Deux groupes politiques du conseil municipal de Maastricht, à savoir le Liberale Partij et le volkspartij, viennent de déposer, à l'ordre du jour de la séance de mardi, une motion qui demande l'arrêt de la centrale nucléaire de Tihange. Le mécontentement frontalier ne fléchit donc pas. Ce qui inquiète les voisins hollandais, ce sont les incidents à répétition, ces dernières semaines, depuis le redémarrage des "vieilles" installations d'Electrabel, vieilles d'une quarantaine d'années.
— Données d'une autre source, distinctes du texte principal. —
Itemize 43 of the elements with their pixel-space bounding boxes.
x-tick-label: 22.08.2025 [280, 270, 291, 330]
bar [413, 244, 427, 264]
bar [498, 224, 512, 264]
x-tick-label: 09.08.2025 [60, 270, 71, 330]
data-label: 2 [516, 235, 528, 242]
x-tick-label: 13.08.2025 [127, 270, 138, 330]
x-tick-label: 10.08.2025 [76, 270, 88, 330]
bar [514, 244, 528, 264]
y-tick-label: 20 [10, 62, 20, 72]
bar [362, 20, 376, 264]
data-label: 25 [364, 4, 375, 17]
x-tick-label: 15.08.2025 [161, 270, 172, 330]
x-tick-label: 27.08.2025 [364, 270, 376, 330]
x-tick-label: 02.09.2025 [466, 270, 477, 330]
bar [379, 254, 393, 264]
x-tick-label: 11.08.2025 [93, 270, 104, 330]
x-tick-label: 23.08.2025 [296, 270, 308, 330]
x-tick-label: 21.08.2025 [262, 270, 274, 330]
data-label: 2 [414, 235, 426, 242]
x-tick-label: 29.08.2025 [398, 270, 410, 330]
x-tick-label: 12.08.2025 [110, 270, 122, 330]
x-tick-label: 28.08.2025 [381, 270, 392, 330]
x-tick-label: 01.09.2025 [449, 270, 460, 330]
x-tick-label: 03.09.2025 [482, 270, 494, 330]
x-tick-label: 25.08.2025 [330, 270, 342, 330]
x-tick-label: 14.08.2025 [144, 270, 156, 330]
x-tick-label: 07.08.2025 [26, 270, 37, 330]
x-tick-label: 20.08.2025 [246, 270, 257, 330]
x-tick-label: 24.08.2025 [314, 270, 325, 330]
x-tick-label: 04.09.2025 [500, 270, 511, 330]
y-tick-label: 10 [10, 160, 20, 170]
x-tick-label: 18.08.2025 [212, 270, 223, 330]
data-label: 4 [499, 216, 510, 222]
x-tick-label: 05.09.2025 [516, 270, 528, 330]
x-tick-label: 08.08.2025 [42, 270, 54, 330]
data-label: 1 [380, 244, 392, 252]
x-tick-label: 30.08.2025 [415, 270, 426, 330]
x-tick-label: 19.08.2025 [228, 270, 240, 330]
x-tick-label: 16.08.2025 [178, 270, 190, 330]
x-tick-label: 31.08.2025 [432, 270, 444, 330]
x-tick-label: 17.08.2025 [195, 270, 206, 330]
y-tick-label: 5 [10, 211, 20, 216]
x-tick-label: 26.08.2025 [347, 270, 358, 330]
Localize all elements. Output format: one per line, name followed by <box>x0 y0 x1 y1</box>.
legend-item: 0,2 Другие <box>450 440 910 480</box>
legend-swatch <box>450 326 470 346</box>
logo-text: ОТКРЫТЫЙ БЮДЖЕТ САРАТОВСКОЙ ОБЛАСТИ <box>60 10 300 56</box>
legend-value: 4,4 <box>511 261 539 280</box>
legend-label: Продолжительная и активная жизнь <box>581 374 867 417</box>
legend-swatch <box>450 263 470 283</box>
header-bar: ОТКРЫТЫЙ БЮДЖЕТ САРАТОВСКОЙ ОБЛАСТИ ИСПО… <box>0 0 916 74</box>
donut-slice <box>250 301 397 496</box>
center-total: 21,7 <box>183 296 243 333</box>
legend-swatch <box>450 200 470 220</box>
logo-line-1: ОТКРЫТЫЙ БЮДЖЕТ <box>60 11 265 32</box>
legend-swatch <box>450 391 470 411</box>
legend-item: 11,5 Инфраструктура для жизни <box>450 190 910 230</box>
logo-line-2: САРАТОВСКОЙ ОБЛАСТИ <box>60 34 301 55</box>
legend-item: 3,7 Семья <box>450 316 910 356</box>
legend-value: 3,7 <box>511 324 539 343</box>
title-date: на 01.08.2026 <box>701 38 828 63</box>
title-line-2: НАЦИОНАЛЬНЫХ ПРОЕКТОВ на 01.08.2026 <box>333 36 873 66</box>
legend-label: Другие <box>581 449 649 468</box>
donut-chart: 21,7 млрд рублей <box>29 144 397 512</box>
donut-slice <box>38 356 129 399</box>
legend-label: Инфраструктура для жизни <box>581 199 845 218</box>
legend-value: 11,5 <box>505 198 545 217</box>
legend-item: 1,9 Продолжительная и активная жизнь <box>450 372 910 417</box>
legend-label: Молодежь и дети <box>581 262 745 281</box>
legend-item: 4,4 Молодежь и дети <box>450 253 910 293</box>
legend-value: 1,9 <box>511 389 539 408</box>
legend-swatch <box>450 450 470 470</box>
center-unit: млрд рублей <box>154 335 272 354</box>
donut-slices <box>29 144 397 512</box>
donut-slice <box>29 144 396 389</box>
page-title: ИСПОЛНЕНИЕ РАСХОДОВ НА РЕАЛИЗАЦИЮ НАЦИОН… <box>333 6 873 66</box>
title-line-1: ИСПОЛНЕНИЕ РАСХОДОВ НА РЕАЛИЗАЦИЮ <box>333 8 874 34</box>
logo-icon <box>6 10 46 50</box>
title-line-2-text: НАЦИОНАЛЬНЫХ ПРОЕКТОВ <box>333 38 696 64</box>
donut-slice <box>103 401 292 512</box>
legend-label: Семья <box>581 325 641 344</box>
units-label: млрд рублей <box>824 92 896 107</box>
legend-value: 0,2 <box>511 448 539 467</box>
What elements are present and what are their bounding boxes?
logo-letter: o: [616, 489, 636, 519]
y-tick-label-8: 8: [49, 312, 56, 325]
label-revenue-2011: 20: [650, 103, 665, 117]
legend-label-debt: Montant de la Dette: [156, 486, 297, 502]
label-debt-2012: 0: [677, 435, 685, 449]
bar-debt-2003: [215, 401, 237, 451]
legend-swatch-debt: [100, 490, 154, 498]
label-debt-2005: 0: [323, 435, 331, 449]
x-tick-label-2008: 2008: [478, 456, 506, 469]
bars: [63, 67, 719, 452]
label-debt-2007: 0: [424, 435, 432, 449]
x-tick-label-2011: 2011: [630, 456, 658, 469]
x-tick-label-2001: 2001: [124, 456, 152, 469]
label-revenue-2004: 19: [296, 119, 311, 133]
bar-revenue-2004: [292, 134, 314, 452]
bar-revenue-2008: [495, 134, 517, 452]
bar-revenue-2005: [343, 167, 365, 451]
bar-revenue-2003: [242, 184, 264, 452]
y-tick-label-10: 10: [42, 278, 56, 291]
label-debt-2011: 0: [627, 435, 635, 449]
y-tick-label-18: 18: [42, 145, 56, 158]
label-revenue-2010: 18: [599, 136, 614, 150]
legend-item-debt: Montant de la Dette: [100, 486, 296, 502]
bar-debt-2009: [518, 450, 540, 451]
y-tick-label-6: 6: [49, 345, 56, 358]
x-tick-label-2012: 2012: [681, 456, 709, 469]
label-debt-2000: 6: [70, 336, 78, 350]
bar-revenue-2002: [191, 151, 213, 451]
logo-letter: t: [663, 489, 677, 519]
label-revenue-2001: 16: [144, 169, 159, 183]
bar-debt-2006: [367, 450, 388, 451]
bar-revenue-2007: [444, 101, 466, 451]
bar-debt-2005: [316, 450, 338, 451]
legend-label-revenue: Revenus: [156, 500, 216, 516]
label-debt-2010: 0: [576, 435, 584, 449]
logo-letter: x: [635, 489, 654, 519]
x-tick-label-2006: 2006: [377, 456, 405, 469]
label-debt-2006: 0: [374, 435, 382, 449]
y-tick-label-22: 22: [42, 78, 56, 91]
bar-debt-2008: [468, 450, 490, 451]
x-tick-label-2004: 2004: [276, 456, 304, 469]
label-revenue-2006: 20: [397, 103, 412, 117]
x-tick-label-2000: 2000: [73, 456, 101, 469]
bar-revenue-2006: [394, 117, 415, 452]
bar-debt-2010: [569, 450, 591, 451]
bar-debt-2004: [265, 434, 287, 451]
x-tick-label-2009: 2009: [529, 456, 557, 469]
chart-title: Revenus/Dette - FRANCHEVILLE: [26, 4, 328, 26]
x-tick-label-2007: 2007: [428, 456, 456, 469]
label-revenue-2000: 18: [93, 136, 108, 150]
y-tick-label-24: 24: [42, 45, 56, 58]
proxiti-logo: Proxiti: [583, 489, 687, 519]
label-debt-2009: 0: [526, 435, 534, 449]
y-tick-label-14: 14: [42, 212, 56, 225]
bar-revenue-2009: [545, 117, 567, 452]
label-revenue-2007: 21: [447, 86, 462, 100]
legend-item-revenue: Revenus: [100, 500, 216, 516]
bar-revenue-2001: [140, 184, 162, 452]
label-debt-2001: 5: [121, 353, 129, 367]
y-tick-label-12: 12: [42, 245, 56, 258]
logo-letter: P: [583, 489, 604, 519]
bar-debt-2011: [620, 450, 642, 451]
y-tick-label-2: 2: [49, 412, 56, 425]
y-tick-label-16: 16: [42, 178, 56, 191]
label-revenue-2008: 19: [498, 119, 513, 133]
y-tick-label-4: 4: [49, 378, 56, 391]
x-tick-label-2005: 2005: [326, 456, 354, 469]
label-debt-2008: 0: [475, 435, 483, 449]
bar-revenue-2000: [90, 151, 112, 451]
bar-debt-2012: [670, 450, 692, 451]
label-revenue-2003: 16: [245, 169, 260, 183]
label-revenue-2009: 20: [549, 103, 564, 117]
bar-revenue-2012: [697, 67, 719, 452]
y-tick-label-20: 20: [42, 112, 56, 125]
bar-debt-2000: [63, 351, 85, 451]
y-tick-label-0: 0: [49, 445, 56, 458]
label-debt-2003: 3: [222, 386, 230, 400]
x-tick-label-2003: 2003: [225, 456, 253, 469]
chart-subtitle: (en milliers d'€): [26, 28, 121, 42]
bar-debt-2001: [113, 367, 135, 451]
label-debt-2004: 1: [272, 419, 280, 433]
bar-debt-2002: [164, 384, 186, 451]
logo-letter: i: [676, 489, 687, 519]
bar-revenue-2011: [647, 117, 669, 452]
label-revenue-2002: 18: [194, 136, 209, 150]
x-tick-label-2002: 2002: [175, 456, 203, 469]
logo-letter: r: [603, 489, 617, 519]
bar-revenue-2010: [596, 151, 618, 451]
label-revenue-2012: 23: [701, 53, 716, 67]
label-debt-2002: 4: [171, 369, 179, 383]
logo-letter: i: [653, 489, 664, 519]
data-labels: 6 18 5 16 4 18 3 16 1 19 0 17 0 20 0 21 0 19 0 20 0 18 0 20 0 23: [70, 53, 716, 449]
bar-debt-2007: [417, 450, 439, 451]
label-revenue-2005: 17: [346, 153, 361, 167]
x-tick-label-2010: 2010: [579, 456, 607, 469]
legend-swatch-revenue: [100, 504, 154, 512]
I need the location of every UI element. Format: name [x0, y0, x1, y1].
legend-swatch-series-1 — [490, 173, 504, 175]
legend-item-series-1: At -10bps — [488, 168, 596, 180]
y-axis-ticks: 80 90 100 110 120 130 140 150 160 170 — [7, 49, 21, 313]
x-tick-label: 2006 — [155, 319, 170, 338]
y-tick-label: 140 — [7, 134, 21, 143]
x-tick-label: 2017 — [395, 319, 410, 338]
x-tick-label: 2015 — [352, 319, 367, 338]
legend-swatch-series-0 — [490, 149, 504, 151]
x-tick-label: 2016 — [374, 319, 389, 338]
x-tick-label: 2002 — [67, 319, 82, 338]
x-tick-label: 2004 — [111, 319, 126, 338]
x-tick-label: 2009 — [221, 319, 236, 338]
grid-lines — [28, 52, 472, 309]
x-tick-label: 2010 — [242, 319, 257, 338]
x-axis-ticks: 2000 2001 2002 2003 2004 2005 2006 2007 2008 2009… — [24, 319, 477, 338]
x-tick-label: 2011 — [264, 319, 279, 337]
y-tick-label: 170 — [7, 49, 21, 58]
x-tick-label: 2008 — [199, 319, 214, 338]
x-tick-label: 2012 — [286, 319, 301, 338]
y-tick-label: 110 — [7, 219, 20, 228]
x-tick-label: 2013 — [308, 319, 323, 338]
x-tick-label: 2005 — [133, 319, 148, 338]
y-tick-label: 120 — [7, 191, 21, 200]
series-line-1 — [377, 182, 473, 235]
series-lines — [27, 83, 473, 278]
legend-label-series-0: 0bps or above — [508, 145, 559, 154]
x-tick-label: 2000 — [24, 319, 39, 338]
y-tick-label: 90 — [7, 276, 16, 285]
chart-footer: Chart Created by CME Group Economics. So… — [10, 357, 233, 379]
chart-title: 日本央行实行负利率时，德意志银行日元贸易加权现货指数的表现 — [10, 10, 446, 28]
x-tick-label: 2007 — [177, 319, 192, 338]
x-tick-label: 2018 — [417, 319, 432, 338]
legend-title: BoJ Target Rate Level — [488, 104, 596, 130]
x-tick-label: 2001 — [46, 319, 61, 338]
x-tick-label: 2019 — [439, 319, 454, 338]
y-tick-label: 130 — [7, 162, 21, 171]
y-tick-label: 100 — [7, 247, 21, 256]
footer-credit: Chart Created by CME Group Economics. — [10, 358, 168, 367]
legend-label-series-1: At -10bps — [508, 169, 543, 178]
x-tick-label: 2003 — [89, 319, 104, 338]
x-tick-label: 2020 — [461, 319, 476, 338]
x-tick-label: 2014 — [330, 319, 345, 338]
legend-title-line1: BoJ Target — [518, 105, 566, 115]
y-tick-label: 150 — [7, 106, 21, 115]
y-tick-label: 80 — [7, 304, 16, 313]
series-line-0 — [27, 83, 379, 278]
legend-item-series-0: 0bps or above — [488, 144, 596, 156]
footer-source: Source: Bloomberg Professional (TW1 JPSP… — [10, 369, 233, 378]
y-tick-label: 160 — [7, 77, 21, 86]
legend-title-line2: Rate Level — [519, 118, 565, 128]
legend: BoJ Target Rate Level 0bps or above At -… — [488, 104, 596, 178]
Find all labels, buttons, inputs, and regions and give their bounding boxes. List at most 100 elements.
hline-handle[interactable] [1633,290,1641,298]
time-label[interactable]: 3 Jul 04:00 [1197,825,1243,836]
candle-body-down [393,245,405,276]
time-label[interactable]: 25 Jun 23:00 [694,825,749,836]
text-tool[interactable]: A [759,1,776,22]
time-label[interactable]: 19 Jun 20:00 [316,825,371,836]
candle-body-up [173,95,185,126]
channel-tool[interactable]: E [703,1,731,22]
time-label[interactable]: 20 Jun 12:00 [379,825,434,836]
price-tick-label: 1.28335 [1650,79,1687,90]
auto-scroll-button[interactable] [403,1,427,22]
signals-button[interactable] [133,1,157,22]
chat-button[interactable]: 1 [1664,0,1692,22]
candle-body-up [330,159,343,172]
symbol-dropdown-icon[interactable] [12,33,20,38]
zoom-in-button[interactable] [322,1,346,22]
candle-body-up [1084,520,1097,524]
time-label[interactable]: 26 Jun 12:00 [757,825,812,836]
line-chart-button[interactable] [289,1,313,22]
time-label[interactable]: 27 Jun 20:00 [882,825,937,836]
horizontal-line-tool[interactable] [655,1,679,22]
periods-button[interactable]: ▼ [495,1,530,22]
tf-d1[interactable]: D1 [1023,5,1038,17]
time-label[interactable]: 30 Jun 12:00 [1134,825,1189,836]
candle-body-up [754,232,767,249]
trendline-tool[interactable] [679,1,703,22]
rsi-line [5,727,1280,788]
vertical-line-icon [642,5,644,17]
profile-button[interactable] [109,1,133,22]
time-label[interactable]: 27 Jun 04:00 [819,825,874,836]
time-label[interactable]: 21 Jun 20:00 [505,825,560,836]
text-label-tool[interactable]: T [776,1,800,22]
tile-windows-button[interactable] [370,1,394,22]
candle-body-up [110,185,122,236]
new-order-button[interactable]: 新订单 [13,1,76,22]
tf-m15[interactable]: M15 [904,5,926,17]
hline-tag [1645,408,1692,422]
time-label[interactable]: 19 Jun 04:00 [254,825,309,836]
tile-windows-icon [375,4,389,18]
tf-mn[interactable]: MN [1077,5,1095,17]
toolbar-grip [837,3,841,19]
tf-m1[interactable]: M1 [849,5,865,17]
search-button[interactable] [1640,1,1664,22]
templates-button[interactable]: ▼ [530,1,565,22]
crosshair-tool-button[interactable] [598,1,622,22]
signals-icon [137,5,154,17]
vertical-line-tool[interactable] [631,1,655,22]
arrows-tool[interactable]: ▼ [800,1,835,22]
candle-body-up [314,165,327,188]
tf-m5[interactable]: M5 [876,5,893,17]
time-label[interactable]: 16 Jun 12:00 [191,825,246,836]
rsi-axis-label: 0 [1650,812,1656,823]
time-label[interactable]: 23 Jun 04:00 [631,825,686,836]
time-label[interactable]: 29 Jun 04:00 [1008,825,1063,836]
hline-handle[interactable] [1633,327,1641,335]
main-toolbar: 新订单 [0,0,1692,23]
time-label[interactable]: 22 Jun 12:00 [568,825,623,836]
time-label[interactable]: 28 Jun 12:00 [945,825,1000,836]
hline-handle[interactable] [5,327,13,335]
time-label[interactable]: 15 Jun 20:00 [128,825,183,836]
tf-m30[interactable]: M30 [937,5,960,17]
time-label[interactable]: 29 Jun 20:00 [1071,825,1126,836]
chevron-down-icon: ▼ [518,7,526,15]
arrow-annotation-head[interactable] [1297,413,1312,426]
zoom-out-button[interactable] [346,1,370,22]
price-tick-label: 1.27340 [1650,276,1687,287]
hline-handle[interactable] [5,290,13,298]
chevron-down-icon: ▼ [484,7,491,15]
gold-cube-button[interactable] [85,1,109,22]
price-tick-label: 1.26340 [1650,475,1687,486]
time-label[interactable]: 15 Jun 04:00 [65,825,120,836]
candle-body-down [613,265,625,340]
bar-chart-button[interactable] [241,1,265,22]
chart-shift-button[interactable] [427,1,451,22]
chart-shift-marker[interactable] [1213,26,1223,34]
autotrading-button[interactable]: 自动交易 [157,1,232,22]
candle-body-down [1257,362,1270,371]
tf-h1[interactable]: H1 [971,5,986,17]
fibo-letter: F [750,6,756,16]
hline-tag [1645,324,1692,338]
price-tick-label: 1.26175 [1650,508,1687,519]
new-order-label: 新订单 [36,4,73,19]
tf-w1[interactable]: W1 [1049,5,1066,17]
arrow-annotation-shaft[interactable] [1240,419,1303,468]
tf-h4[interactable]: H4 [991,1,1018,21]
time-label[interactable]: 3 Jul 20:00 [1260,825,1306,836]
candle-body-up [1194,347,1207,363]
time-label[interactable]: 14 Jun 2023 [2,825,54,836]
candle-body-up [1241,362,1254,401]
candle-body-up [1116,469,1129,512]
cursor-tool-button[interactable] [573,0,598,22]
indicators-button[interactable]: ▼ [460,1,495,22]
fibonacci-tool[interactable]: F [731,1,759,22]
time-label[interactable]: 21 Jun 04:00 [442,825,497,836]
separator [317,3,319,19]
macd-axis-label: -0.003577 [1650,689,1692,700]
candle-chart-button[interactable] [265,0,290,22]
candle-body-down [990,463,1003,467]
Le document parle d'une "prolongation criminelle". Certes, la relance a été cautionnée par l'Agence Fédérale de Contrôle Nucléaire. Mais les signataires du texte indiquent que cet organisme a plusieurs fois varié dans ses conclusions, et qu'il existe un risque de conflit d'intérêt, au vu des liens entretenus, par le passé, par l'un ou l'autre responsable de l'instance de surveillance avec le groupe Electrabel; qu'il ne s'agit pas d'une question nationale belge, mais que les pays limitrophes sont concernés.

Il est demandé au gouvernement des Pays Bas d'intervenir pour exiger l'arrêt des centrales qualifiées de "rafistolées", et même de contacter les autorités allemandes pour entreprendre des actions concertées.